There are various strains of medical marijuana, and the most famous is Charlotte’s Web, which gained notoriety following a 2013 CNN documentary. There is very little THC (the portion of marijuana that creates the high) and very large amounts of CBD (cannabidiols, which doesn’t have properties to create a high) in this strain. Parents who have children so ill that they seek access to Charlotte’s Web have packed up their families for Colorado to gain access. This does not include children who are affected by other forms of epilepsy, like my own son, where every drug and surgical intervention has failed, and are anxious to give medical marijuana a try.

This is not an alternative medicine, an “out there” approach to epilepsy. My son’s own doctor, Dr. Steven Wolf, the director of pediatric epilepsy at Beth Israel Medical Center in Manhattan and one of the top pediatric neurologists in the country, is very involved in bringing medical marijuana to New York. He currently has formal studies underway and is very excited about the prospect of being able to improve the quality of these children’s lives with this treatment.

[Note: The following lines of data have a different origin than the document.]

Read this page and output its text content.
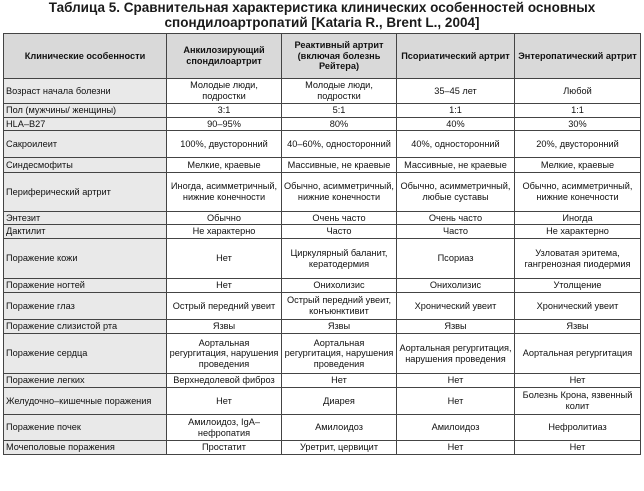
Таблица 5. Сравнительная характеристика клинических особенностей основных спондилоартропатий [Kataria R., Brent L., 2004]
Клинические особенности	Анкилозирующий спондилоартрит	Реактивный артрит (включая болезнь Рейтера)	Псориатический артрит	Энтеропатический артрит
Возраст начала болезни	Молодые люди, подростки	Молодые люди, подростки	35–45 лет	Любой
Пол (мужчины/ женщины)	3:1	5:1	1:1	1:1
HLA–B27	90–95%	80%	40%	30%
Сакроилеит	100%, двусторонний	40–60%, односторонний	40%, односторонний	20%, двусторонний
Синдесмофиты	Мелкие, краевые	Массивные, не краевые	Массивные, не краевые	Мелкие, краевые
Периферический артрит	Иногда, асимметричный, нижние конечности	Обычно, асимметричный, нижние конечности	Обычно, асимметричный, любые суставы	Обычно, асимметричный, нижние конечности
Энтезит	Обычно	Очень часто	Очень часто	Иногда
Дактилит	Не характерно	Часто	Часто	Не характерно
Поражение кожи	Нет	Циркулярный баланит, кератодермия	Псориаз	Узловатая эритема, гангренозная пиодермия
Поражение ногтей	Нет	Онихолизис	Онихолизис	Утолщение
Поражение глаз	Острый передний увеит	Острый передний увеит, конъюнктивит	Хронический увеит	Хронический увеит
Поражение слизистой рта	Язвы	Язвы	Язвы	Язвы
Поражение сердца	Аортальная регургитация, нарушения проведения	Аортальная регургитация, нарушения проведения	Аортальная регургитация, нарушения проведения	Аортальная регургитация
Поражение легких	Верхнедолевой фиброз	Нет	Нет	Нет
Желудочно–кишечные поражения	Нет	Диарея	Нет	Болезнь Крона, язвенный колит
Поражение почек	Амилоидоз, IgA–нефропатия	Амилоидоз	Амилоидоз	Нефролитиаз
Мочеполовые поражения	Простатит	Уретрит, цервицит	Нет	Нет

Will everyone respond as dramatically as some of the kids have? No, but for families that have children on several anti-epileptic meds with horrible side effects and still have children who are suffering from epilepsy, the chance to try it is one that many are waiting for. This is just one aspect of medical marijuana; it doesn’t even include the patients suffering from severe nausea and pain from cancer and other medical conditions.

The guidelines that Gov. Cuomo implemented for who can write a prescription and what medical conditions can be treated are incredibly stringent compared to other states. Having marijuana grown on the North Fork is not going to turn the area into a dangerous community, or one where everyone is lighting up; it’s going to save lives.